What gets ordinary existence going and keeps it in motion and where is it to go?
For virtually every person, existence throughout one's entire life consists of (1) providing for a safe, limited degree of experiencing of potentials for experiencing, but not too much, and (2) maintaining the present state of integrative-good or disintegrative-bad relationships between potential for experiencing. By means of behaviors and the building of appropriate external worlds, the person enables a safe degree of mild-moderate experiencing to preserve and maintain the system of potentials for experiencing, and to preserve and maintain the state of relationships between potentials, whether relationships are integrative-good or disintegrative-bad.
In this model, there are no grand intrinsic forces, and no grand destines, payoffs, elevated end-states. There is no notion of basic needs, drives, impulses, motivations, sources of energy or power. There is no notion of growth forces, actualization forces, built-in stages of human growth and development. There is no notion of intrinsic biological or social or psychological grand pushes or pulls, forces or powers. There is no notion of end-states of psychological maturity, uplifted states of psychological maturity, uplifted states of psychological health, end-states or destines of growth and development.
Movement toward an optimal state requires radical, transformational shifts into becoming a qualitative new person
According to the experiential perspective, a person will remain essentially the same person throughout life unless, and here is the wonderful opportunity and risk, the person is ready and willing and able to undergo a qualitative, radical, transformational shift. Then it is possible to become a qualitatively new person, a person who is closer to the optimal person that this person is capable of becoming. Becoming an optimal person consists of two qualitative changes.

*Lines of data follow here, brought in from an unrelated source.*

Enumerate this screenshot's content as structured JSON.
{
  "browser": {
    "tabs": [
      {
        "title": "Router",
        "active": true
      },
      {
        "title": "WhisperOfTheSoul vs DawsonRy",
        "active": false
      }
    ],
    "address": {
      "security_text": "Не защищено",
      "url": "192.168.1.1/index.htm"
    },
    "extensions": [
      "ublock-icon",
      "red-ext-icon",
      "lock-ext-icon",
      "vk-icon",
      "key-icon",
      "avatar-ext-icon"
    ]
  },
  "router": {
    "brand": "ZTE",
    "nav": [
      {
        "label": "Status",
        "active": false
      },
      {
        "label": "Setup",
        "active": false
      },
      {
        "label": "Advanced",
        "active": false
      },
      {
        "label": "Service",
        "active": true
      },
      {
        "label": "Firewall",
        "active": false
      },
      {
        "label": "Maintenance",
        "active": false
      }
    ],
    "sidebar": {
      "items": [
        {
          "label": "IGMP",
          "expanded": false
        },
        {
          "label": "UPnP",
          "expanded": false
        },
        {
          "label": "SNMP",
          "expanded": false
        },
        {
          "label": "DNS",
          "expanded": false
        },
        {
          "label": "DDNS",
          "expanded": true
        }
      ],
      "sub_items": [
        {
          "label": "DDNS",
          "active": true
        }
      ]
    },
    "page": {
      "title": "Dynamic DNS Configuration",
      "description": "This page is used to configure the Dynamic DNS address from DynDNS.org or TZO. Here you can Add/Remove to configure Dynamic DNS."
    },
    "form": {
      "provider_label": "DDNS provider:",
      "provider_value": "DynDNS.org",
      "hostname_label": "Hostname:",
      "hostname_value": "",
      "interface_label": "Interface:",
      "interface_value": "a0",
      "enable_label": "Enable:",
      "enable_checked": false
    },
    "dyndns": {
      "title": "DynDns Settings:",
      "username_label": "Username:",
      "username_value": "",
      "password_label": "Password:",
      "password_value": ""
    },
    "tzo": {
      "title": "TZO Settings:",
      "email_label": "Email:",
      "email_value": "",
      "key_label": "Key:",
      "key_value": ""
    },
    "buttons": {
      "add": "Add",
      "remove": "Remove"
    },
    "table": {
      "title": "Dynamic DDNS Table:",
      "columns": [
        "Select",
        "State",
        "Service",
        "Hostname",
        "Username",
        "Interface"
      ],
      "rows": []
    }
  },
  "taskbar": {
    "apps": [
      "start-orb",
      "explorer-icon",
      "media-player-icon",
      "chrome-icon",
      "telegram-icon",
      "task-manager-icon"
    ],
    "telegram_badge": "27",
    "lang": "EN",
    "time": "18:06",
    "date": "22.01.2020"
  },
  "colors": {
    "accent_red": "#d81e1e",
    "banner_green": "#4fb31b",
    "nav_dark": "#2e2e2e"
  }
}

One is that deeper potential for experiencing become operating potentials for experiencing. What is deeper inside becomes and integral part of who and what the qualitatively new person is. As you become a qualitatively new person, the risk, the almost certain risk, is that parts of the person you were, and parts of that person's own world, will drop out, fade away, no longer exist. This process of deeper potentials for experiencing becoming integral parts of the qualitatively new person is called actualization of deeper potentials for experiencing.
The related qualitative change is that relationships between potential for experiencing become more welcoming, loving, accepting, integrated. This too is a radical transformation in the very person that you are, in your feelings, thoughts, actions, interactions, and in your own personal world. This process is called integration of relationships among potentials for experiencing.
The experiential model offers the possibility of becoming the optimal person you are capable of becoming. This is the precious and powerful gift of each experiential session. The opportunity is here. The risks are powerful. So are the opportunities.
Mahrer, A. R. (2001). Experiential Psychotherapy. In R. Corsini (Ed.), Handbook of innovative therapy, (pp. 218-229). New York: Wiley.